Mayo Clinic Has A Radical Plan To Expand Its Reach Across The World

The health care industry, and hospitals in particular, are under incredible pressure to cut costs and increase the quality of care. For many, the response has been to consolidate .

Hospitals will continue to merge and buy each other out because larger groups can run more efficiently and provide cheaper care.

Mayo Clinic CEO John Noseworthy says that by taking advantage of an increasingly hyperconnected world, there's an alternative that's better for patients.

In the future — indeed right now if you live in certain areas — your doctor could have access to 100 plus years of experience treating the hardest cases in the world, and you could get a second opinion from a doctor at the Mayo Clinic, which is perhaps the best known and respected brand in medicine ... at no additional cost to you.

Noseworthy's goal is to bring the Mayo Clinic's expertise to 200 million people around the world by 2020.

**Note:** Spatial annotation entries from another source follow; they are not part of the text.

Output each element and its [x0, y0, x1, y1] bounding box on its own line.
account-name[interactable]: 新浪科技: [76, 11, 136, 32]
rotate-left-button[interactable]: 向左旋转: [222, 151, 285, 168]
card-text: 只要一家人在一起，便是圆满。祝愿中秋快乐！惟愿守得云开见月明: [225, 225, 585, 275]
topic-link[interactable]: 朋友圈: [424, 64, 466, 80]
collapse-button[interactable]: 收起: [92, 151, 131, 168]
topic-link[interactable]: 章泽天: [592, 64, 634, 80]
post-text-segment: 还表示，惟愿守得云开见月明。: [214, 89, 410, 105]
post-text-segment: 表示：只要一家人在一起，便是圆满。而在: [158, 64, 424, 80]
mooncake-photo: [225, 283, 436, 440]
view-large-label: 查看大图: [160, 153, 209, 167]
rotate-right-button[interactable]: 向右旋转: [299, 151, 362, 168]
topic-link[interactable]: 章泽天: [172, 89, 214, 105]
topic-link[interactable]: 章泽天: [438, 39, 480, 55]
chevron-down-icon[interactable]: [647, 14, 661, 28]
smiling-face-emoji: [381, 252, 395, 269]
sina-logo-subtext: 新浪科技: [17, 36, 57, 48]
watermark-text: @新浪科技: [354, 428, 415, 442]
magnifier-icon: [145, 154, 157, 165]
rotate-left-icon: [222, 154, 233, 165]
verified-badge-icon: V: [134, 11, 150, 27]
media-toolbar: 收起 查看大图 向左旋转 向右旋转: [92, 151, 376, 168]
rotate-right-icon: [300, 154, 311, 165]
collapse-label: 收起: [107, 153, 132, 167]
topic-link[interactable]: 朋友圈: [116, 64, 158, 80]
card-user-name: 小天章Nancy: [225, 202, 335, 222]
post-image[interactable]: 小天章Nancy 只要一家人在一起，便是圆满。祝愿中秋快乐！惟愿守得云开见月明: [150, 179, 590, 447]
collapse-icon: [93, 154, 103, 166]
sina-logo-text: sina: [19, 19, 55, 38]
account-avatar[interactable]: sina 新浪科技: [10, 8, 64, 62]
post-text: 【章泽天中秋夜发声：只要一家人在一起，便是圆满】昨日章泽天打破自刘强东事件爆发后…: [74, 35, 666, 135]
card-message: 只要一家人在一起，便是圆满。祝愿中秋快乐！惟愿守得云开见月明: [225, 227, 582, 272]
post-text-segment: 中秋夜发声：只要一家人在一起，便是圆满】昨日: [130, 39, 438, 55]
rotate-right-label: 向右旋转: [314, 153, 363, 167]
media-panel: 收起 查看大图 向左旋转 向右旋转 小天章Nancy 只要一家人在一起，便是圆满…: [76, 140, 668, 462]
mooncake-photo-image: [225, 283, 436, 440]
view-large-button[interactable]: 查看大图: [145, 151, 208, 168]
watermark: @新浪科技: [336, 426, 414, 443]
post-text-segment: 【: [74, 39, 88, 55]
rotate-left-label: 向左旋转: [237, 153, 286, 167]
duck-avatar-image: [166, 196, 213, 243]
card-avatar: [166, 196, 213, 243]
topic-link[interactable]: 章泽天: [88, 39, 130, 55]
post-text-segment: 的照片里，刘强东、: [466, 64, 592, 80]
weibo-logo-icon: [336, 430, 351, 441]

Sharing the best medical practices and doctors in the world

Mayo isn't immune to cost and economic pressures but its advantage is that it's been at this longer than anyone else. They're the oldest and largest physician led practice out there.

"For well over 100 years everything we do every day is continually retooling how we work to provide safer care, better care, more efficient care, for our patients," Noseworthy said. "The Affordable Care Act and everything else that's happening in the industry is putting a sharper pencil on that, but we're not really reacting to the law."

Others, like Cleveland Clinic CEO Dr. Delos Cosgrove, argue that cost pressures and the increasing complexity of medicine make consolidation inevitable, and smaller practices increasingly unworkable in the long run.

Noseworthy understands the trend towards consolidation, but it wasn't right for Mayo because it could dilute a unique patient experience. Putting the clinic's name on a sign out front isn't enough, Noseworthy argues. "Unless we change the whole culture, which takes decades, it won't feel like the Mayo Clinic.

Instead, Mayo is doing something entirely different. They're giving patients around the country access to best practices from more than 100 years of experience, and consultations with the best doctors in the country.

Members of the Mayo Clinic Care network, a group of carefully vetted medical groups around the country, subscribe to a online database (called Ask Mayo Expert) on the way the hospital does things. If offers a level of information and expertise that doctors have never had access to before. It lets them, in Noseworthy's words, " provide better care to their patients and their community."